La poursuite du bonheur 2.
Pour faire suite à ce texte sur la poursuite du bonheur, abordons maintenant cette question selon la pensée de deux philosophes modernes.
L’utilitarisme a comme souverain bien le plaisir mais, en opposition avec l’épicurisme, il conçoit plutôt un plaisir universel qu’individuel. John Stuart Mill, un philosophe utilitariste, privilégie donc le plaisir universel au plaisir individuel et l’idéal, selon cette philosophie, est le bonheur général et non le bonheur personnel. Contrairement à ses opposants qui croient que sa philosophie privilégie l’expédiant, soit l’intérêt particulier de l’agent, Mill avance plutôt qu’il faut agir en tenant compte de l’intérêt général, c’est-à-dire de ce qui est utile à la plus grande masse possible de gens.

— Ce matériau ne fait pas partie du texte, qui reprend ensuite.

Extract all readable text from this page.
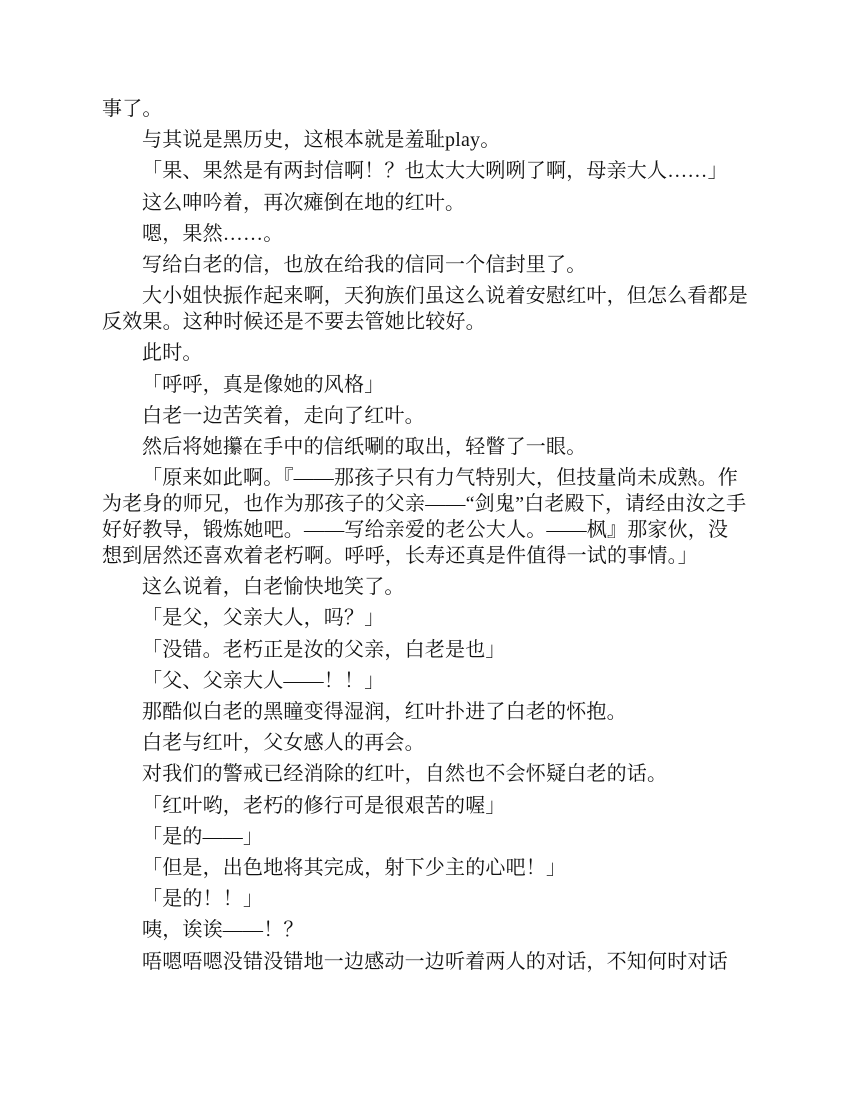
事了。

与其说是黑历史，这根本就是羞耻play。

「果、果然是有两封信啊！？也太大大咧咧了啊，母亲大人……」

这么呻吟着，再次瘫倒在地的红叶。

嗯，果然……。

写给白老的信，也放在给我的信同一个信封里了。

大小姐快振作起来啊，天狗族们虽这么说着安慰红叶，但怎么看都是反效果。这种时候还是不要去管她比较好。

此时。

「呼呼，真是像她的风格」

白老一边苦笑着，走向了红叶。

然后将她攥在手中的信纸唰的取出，轻瞥了一眼。

「原来如此啊。『——那孩子只有力气特别大，但技量尚未成熟。作为老身的师兄，也作为那孩子的父亲——“剑鬼”白老殿下，请经由汝之手好好教导，锻炼她吧。——写给亲爱的老公大人。——枫』那家伙，没想到居然还喜欢着老朽啊。呼呼，长寿还真是件值得一试的事情。」

这么说着，白老愉快地笑了。

「是父，父亲大人，吗？」

「没错。老朽正是汝的父亲，白老是也」

「父、父亲大人——！！」

那酷似白老的黑瞳变得湿润，红叶扑进了白老的怀抱。

白老与红叶，父女感人的再会。

对我们的警戒已经消除的红叶，自然也不会怀疑白老的话。

「红叶哟，老朽的修行可是很艰苦的喔」

「是的——」

「但是，出色地将其完成，射下少主的心吧！」

「是的！！」

咦，诶诶——！？

唔嗯唔嗯没错没错地一边感动一边听着两人的对话，不知何时对话
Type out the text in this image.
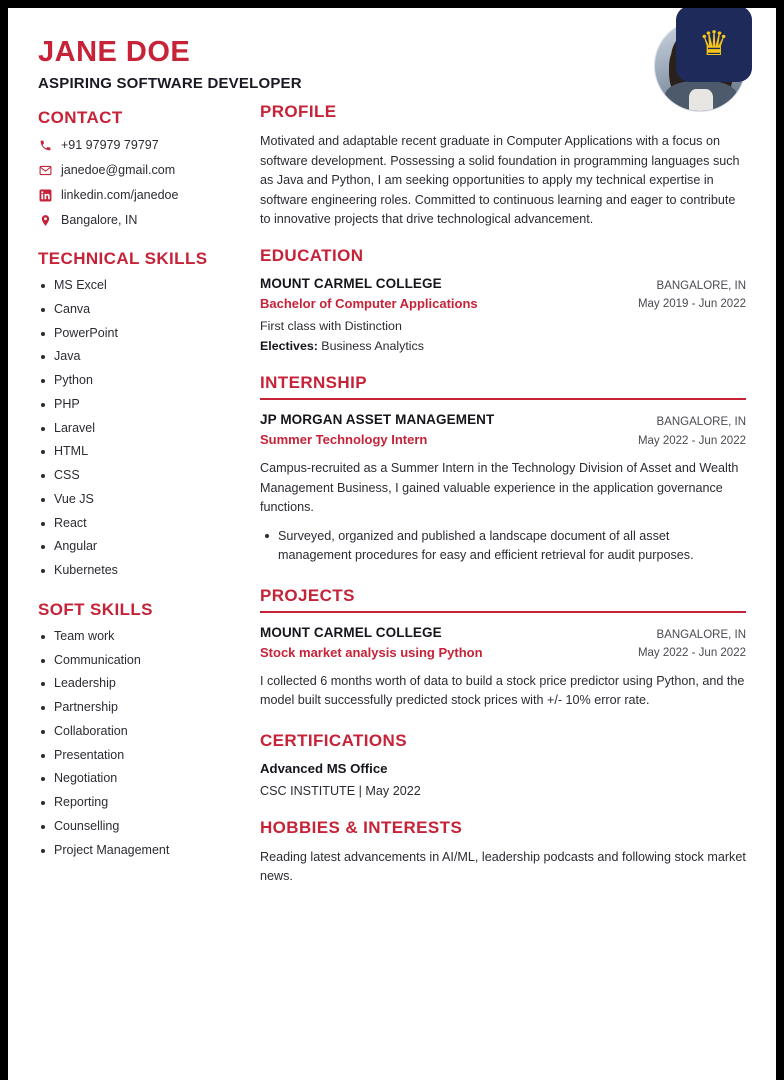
JANE DOE
ASPIRING SOFTWARE DEVELOPER
♛
CONTACT
+91 97979 79797
janedoe@gmail.com
linkedin.com/janedoe
Bangalore, IN
TECHNICAL SKILLS
MS Excel
Canva
PowerPoint
Java
Python
PHP
Laravel
HTML
CSS
Vue JS
React
Angular
Kubernetes
SOFT SKILLS
Team work
Communication
Leadership
Partnership
Collaboration
Presentation
Negotiation
Reporting
Counselling
Project Management
PROFILE

Motivated and adaptable recent graduate in Computer Applications with a focus on software development. Possessing a solid foundation in programming languages such as Java and Python, I am seeking opportunities to apply my technical expertise in software engineering roles. Committed to continuous learning and eager to contribute to innovative projects that drive technological advancement.

EDUCATION
MOUNT CARMEL COLLEGE
Bachelor of Computer Applications
BANGALORE, IN
May 2019 - Jun 2022
First class with Distinction
Electives: Business Analytics
INTERNSHIP
JP MORGAN ASSET MANAGEMENT
Summer Technology Intern
BANGALORE, IN
May 2022 - Jun 2022
Campus-recruited as a Summer Intern in the Technology Division of Asset and Wealth Management Business, I gained valuable experience in the application governance functions.
Surveyed, organized and published a landscape document of all asset management procedures for easy and efficient retrieval for audit purposes.
PROJECTS
MOUNT CARMEL COLLEGE
Stock market analysis using Python
BANGALORE, IN
May 2022 - Jun 2022
I collected 6 months worth of data to build a stock price predictor using Python, and the model built successfully predicted stock prices with +/- 10% error rate.
CERTIFICATIONS
Advanced MS Office
CSC INSTITUTE | May 2022
HOBBIES & INTERESTS
Reading latest advancements in AI/ML, leadership podcasts and following stock market news.
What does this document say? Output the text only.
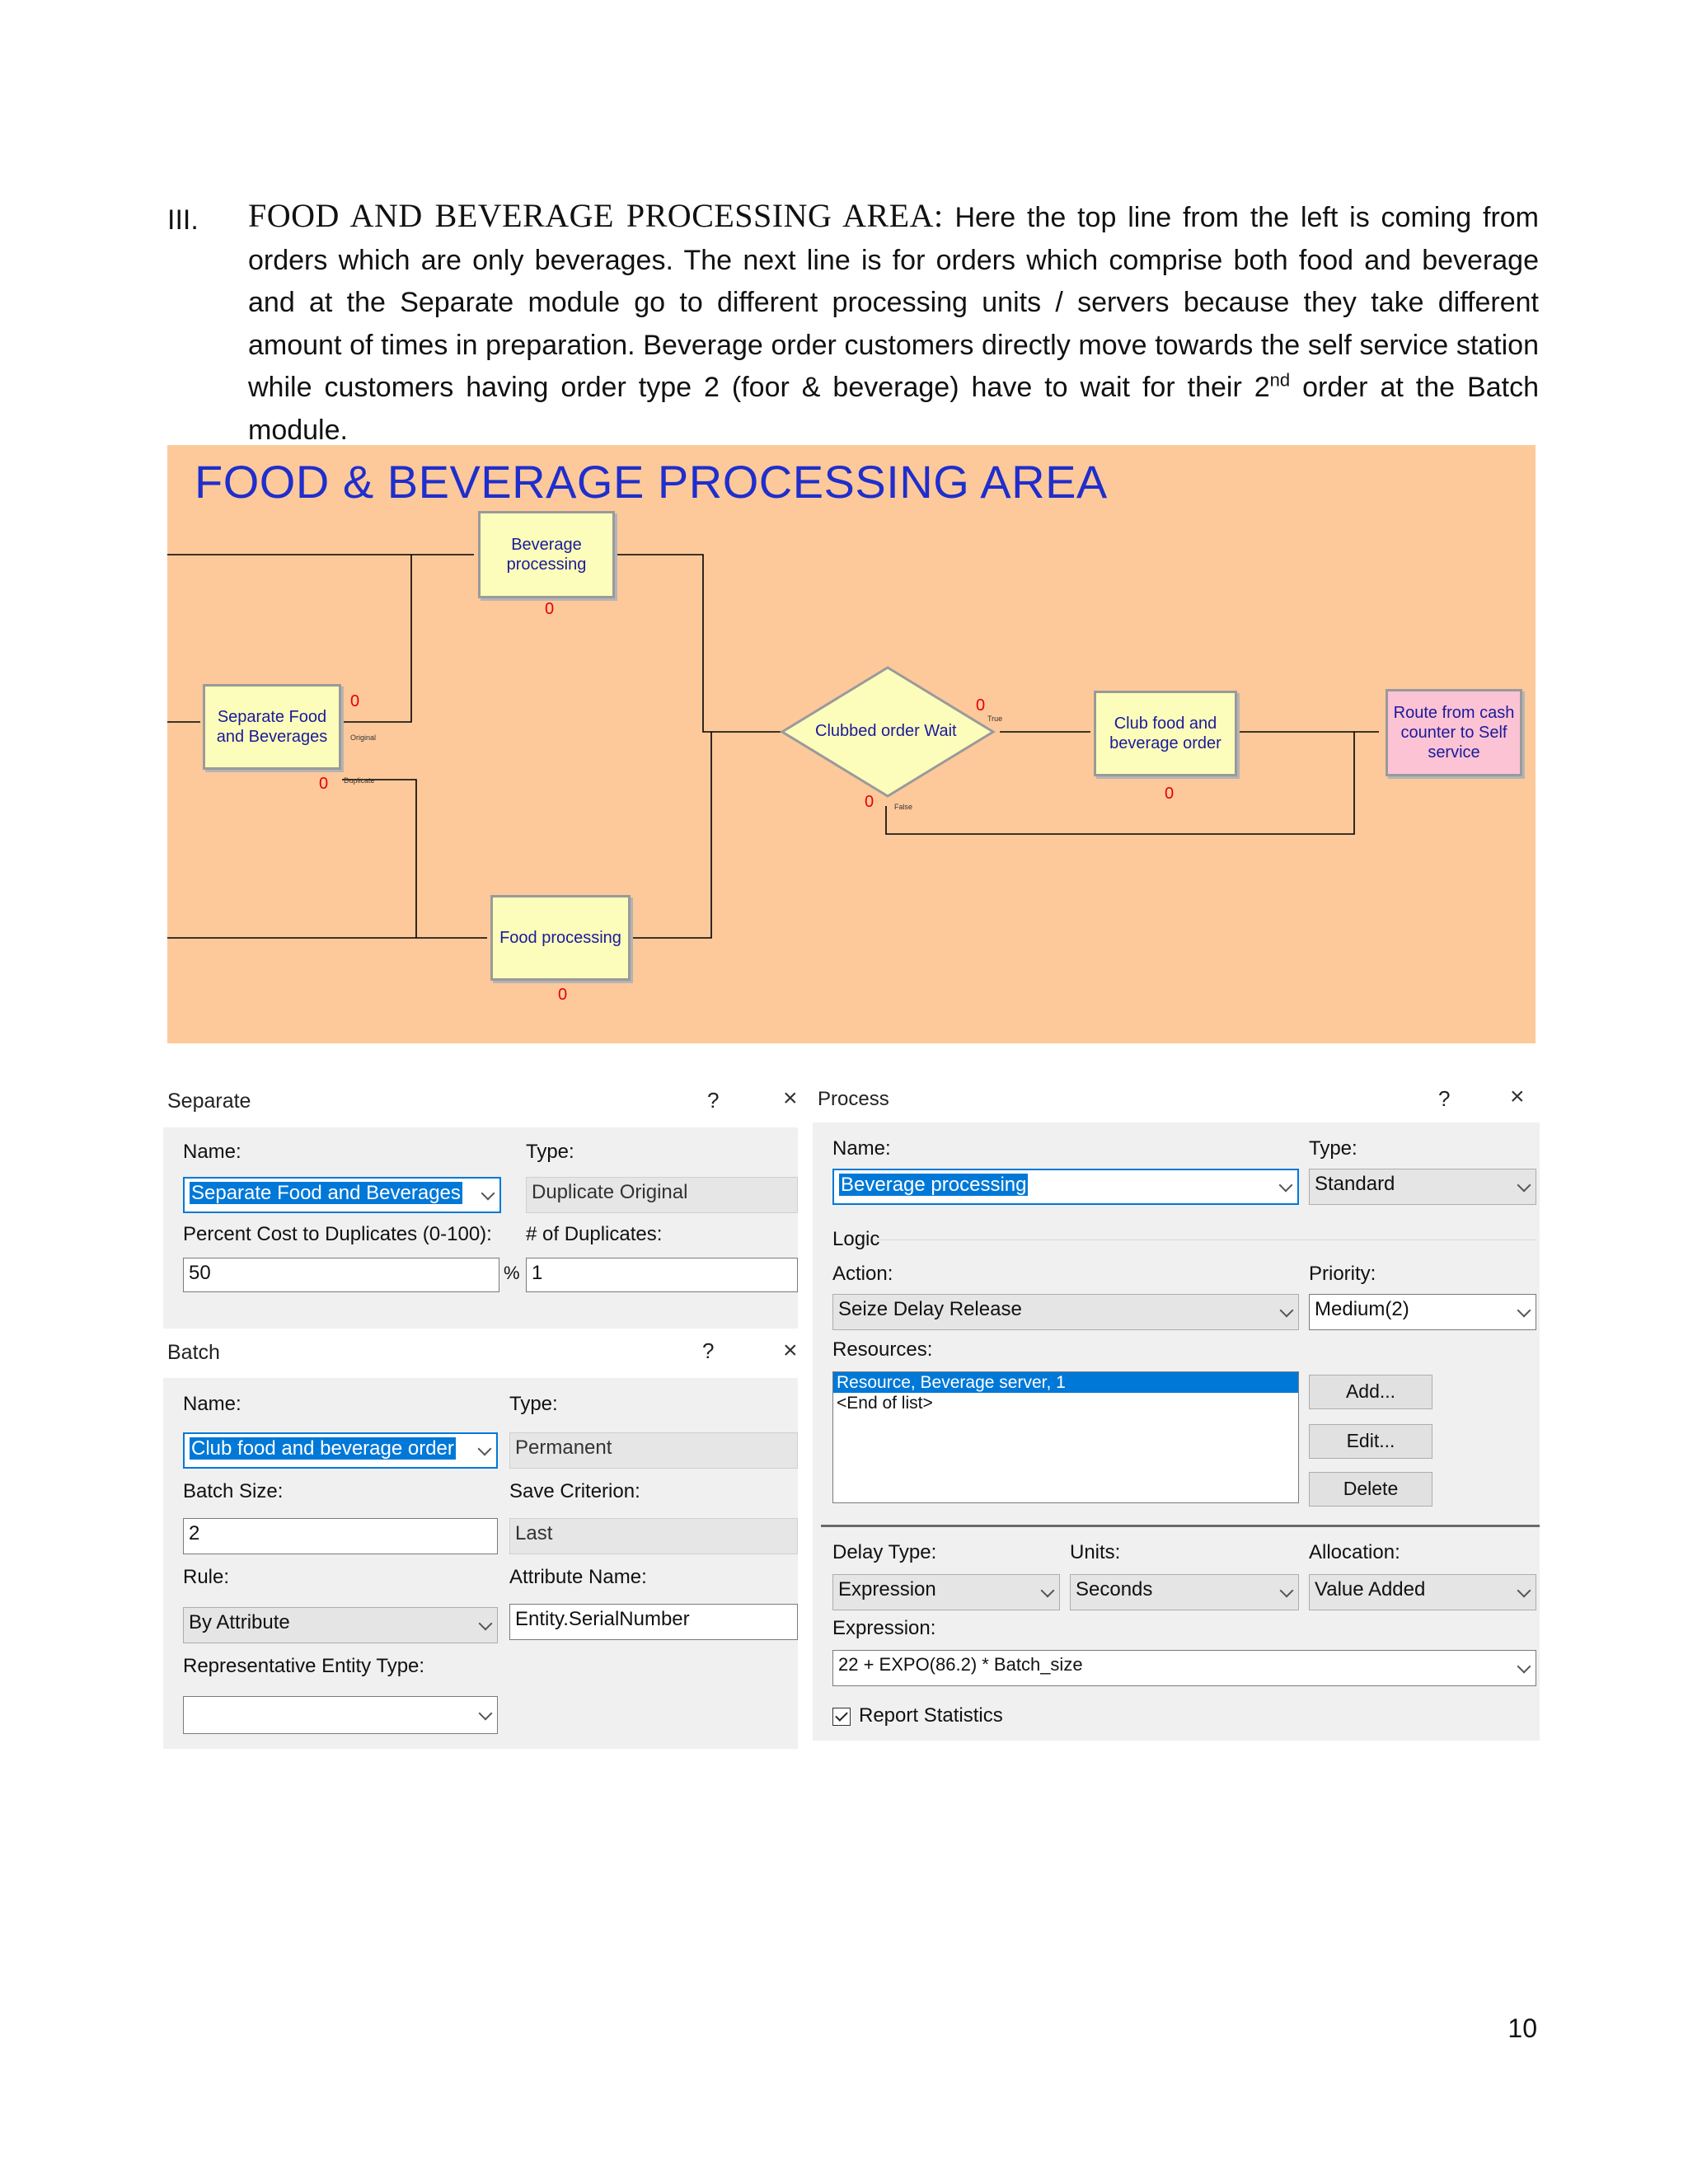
III. FOOD AND BEVERAGE PROCESSING AREA: Here the top line from the left is coming from orders which are only beverages. The next line is for orders which comprise both food and beverage and at the Separate module go to different processing units / servers because they take different amount of times in preparation. Beverage order customers directly move towards the self service station while customers having order type 2 (foor & beverage) have to wait for their 2nd order at the Batch module.
FOOD & BEVERAGE PROCESSING AREA
Beverage
processing
0
Separate Food
and Beverages
0
Original
0 Duplicate
Clubbed order Wait
0
True
0	False
Club food and
beverage order
0
Route from cash
counter to Self
service
Food processing
0
Separate	?	×
Name:	Type:
Separate Food and Beverages	Duplicate Original
Percent Cost to Duplicates (0-100): # of Duplicates:
50	% 1
Batch	?	×
Name:	Type:
Club food and beverage order	Permanent
Batch Size:	Save Criterion:
2	Last
Rule:	Attribute Name:
By Attribute	Entity.SerialNumber
Representative Entity Type:
Process	? ×
Name:	Type:
Beverage processing	Standard
Logic
Action:	Priority:
Seize Delay Release	Medium(2)
Resources:
Resource, Beverage server, 1
<End of list>
Add...
Edit...
Delete
Delay Type:	Units:	Allocation:
Expression	Seconds	Value Added
Expression:
22 + EXPO(86.2) * Batch_size
Report Statistics
10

Il croit ainsi que l’agent produira un effet-retour sur lui-même en mettant l’accent sur le bonheur d’autrui et le bonheur se propagera de plus en plus autour de la collectivité. Ainsi, le bonheur est une fin morale acceptable pour les utilitaristes si les effets de l’action ont résulté en une augmentation de la quantité de bonheur dans la collectivité.
Contrairement aux hédonistes et eudémonistes, la morale kantienne n’est pas liée au bonheur, mais c’est plutôt elle qui nous dit comment faire pour bien agir. Kant croit aussi que le bonheur est une considération d’ordre psychologique et ce n’est pas à l’éthique ou à la morale de se pencher sur cette question. Ainsi, lorsque nous agissons bien (i.e. agir moralement), nous ne sommes pas nécessairement heureux, mais plutôt dignes d’être heureux, c’est-à-dire que nous méritons le bonheur car nous avons utilisé la morale pour bien agir.
Par cette conception, Kant s’oppose aux morales eudémonistes qui avaient le bonheur comme souverain bien; pour bien agir, il faut utiliser notre bonne volonté, le souverain bien chez Kant et c’est un bien qui ne supporte aucune volonté. La valeur morale d’une action tient donc à la bonne volonté de l’action et la volonté, c’est notre capacité de prendre des décisions, de faire des choix.
De plus, la loi morale nous dicte de toujours agir de telle façon que nos actions soient faites par devoir. Ainsi, l’individu qui désire agir moralement doit réaliser une action librement et user de la loi morale qu’il fait sienne, puisqu’elle correspond à la maxime qu’il s’est donné dans cette circonstance. Voilà donc en quoi la morale de Kant, chez qui la poursuite du bonheur n’est pas une fin morale acceptable, se distingue des morales épicurienne, stoïcienne et utilitariste.
À la suite des positions contradictoires précédentes, je m’efforce de donner, à présent, un point de vue personnel.
Tout d’abord, la philosophie hédoniste d’Épicure m’apparaît trop égoïste et égocentrique, principalement quand ce dernier énonce que le plaisir individuel et l’isolement du milieu de vie doivent prévaloir pour que l’individu ne soit pas troublé par les forces extérieures. Tout comme dans l’approche épicurienne, je crois que la poursuite du bonheur est un souverain bien acceptable, mais je partage cependant bien plus le point de vue des utilitaristes et des stoïciens.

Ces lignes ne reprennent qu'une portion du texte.